Sur les vestiges des colonisateurs de la Rome antique, Marc Barca, dit “le Mama”, a édifié dans la région de Sète un empire de béton gagné sur des terres deltaïques toujours plus menacées par les eaux montantes de la Méditerranée, en bâtisseur amnésique de sa propre histoire mais émerveillé de laisser à son tour son empreinte sur un territoire rendu légendaire par la succession des siècles.

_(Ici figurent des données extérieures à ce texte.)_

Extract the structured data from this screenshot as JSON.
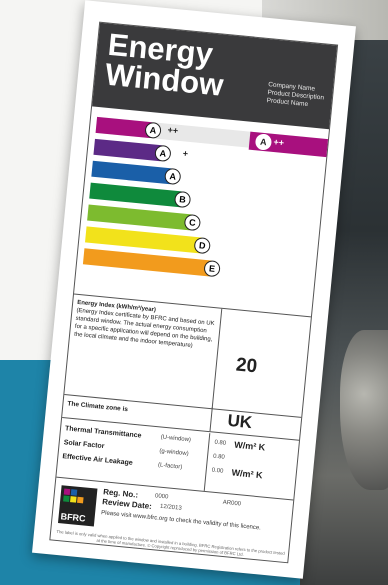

Magnifique variation sur la permanence du mythe de Prométhée confronté au pouvoir destructeur des exils intérieurs, ce roman célèbre la force du désir humain d’aventure et la transitoire et douloureuse beauté de ses accomplissements promis à la corruption ou à l’effacement.

Boussole de Mathias Énard (480 pages)  le 19 août 2015

Insomniaque, sous le choc d’un diagnostic médical alarmant, Franz Ritter, musicologue viennois, fuit sa longue nuit solitaire dans les souvenirs d’une vie de voyages, d’étude et d’émerveillements. Inventaire amoureux de l’incroyable apport de l’Orient à la culture et à l’identité occidentale, Boussole est un roman mélancolique et enveloppant qui fouille la mémoire de siècles de dialogues et d’influences artistiques pour panser les plaies du présent.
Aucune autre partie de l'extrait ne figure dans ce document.